Menurutnya, kesempatan mengikuti pembelajaran di kampus ternama sekaligus berdiskusi dengan kepala desa berprestasi menjadi pengalaman yang sangat berharga.

“Kapan lagi kita punya kesempatan untuk belajar bersama seperti ini di kampus ternama dan diajar oleh para ahli di bidangnya. Kemudian bertemu dengan kepala desa lainnya sambil bertukar pengalaman, informasi, sekaligus membangun jaringan,” ujarnya.

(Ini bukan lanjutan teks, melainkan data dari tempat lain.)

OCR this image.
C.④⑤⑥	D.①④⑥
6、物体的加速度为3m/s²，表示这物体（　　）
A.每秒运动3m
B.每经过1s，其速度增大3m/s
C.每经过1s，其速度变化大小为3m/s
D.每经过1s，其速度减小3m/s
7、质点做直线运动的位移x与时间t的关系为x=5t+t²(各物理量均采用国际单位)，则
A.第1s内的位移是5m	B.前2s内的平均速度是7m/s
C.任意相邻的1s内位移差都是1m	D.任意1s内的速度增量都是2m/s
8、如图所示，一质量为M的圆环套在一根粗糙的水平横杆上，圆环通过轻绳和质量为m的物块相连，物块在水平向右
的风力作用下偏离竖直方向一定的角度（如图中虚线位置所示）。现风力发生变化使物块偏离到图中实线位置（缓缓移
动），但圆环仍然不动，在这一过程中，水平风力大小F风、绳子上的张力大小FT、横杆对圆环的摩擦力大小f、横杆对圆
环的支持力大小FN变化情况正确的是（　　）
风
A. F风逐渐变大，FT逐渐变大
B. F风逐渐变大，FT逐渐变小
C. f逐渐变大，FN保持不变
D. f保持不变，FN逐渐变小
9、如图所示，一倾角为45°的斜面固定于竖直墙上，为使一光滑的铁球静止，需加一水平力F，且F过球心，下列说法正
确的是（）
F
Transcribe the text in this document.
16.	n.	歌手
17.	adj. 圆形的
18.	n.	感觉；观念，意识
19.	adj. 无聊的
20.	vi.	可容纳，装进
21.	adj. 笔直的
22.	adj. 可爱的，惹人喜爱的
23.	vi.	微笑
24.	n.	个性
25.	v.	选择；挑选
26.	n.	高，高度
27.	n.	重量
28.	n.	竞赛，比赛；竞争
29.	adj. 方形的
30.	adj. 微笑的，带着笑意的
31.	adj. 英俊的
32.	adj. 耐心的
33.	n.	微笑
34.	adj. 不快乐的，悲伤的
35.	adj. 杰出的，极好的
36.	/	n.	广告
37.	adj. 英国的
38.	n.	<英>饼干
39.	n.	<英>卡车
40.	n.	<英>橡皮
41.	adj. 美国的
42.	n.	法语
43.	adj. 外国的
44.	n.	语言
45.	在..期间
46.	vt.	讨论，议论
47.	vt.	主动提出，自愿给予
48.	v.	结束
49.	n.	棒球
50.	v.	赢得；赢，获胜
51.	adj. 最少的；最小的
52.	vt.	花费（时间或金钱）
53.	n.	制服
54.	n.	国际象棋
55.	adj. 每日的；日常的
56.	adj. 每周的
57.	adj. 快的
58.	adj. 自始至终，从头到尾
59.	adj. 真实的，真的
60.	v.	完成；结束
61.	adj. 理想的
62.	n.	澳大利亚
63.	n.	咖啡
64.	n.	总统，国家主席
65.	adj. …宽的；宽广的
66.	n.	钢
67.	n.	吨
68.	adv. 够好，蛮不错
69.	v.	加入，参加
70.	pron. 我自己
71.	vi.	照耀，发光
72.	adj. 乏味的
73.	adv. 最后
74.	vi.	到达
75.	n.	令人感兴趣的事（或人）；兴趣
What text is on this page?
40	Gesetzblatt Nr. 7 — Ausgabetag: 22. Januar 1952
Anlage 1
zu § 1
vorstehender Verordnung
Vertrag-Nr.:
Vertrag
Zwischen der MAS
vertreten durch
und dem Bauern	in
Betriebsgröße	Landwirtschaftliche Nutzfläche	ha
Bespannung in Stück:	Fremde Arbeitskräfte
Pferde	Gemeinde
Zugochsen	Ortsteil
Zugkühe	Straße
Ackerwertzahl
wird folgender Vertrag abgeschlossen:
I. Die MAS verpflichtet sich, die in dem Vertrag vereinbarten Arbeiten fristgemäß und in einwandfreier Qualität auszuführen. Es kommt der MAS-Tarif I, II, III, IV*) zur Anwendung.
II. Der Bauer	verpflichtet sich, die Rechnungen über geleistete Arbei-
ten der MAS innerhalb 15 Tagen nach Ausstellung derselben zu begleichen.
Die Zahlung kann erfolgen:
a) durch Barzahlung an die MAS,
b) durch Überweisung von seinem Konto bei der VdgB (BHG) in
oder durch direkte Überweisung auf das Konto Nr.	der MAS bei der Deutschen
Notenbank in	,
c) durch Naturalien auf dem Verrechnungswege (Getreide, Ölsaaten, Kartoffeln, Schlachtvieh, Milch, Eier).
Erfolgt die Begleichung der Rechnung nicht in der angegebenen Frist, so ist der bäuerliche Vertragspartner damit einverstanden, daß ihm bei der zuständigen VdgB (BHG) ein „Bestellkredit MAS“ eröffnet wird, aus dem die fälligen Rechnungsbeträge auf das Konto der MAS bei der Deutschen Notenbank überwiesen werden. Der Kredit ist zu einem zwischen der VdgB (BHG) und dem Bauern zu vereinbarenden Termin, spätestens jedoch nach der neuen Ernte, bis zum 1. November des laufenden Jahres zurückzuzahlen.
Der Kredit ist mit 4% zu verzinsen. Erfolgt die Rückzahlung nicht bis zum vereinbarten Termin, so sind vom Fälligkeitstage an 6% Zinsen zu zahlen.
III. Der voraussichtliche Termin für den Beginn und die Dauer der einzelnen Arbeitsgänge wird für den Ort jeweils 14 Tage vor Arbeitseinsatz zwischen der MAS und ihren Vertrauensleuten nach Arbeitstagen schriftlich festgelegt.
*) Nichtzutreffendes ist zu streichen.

Christina mengungkapkan, Negeri Administratif Mahu berhasil meraih predikat peserta terbaik dari 434 kepala desa yang berasal dari 38 provinsi dalam pelaksanaan KDMK Angkatan II Tahun 2026.

Keberhasilan itu diraih karena komitmen Negeri Adm Mahu dalam mendorong modernisasi tata kelola pemerintahan desa berbasis data, transparan, dan akuntabel, serta mempercepat transformasi digital untuk meningkatkan pelayanan publik.

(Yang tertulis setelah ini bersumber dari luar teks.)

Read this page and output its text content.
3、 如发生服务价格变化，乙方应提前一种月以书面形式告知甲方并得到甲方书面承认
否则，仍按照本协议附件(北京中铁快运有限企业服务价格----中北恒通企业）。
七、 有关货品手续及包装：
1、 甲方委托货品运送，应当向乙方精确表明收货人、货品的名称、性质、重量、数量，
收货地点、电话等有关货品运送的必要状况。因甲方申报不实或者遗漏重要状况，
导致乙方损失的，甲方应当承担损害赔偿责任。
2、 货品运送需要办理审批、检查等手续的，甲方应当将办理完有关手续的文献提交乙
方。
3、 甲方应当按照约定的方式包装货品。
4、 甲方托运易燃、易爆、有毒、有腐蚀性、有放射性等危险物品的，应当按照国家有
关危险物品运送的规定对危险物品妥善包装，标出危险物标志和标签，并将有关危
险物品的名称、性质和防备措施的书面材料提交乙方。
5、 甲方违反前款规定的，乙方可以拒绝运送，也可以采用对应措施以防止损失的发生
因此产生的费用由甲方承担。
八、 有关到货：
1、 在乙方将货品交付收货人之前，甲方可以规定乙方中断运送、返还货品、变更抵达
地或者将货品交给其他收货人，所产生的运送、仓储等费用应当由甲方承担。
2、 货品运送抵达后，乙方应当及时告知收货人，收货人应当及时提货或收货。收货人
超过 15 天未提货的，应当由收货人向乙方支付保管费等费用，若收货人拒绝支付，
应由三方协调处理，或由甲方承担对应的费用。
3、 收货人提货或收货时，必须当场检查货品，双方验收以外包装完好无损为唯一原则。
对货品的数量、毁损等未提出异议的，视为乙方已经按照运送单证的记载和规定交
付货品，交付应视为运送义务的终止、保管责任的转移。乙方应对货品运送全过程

Selain itu, Negeri Adm Mahu juga dinilai mampu mengoptimalkan pemanfaatan Dana Desa untuk sektor produktif, seperti ketahanan pangan dan pariwisata bahari, serta mengembangkan Badan Usaha Milik Desa (BUMDes) dengan mengadopsi ilmu bisnis modern dari para akademisi Universitas Indonesia.

Baca Juga:  UHC Provinsi Maluku, 99 Persen Masyarakat Terlindungi Program JKN

Tak hanya itu, prestasi tersebut menjadi bukti bahwa desa di wilayah kepulauan Maluku mampu bersaing dan berprestasi di tingkat nasional, sekaligus menjadi inspirasi bagi desa-desa adat lainnya di Kabupaten Maluku Tengah dalam menghadirkan inovasi pembangunan.

Melalui program tersebut, Negeri Adm Mahu juga memperluas jejaring strategis dengan akademisi, kementerian, sektor swasta, hingga ratusan kepala desa dari seluruh Indonesia guna saling bertukar pengalaman dan mengadopsi berbagai inovasi pembangunan desa.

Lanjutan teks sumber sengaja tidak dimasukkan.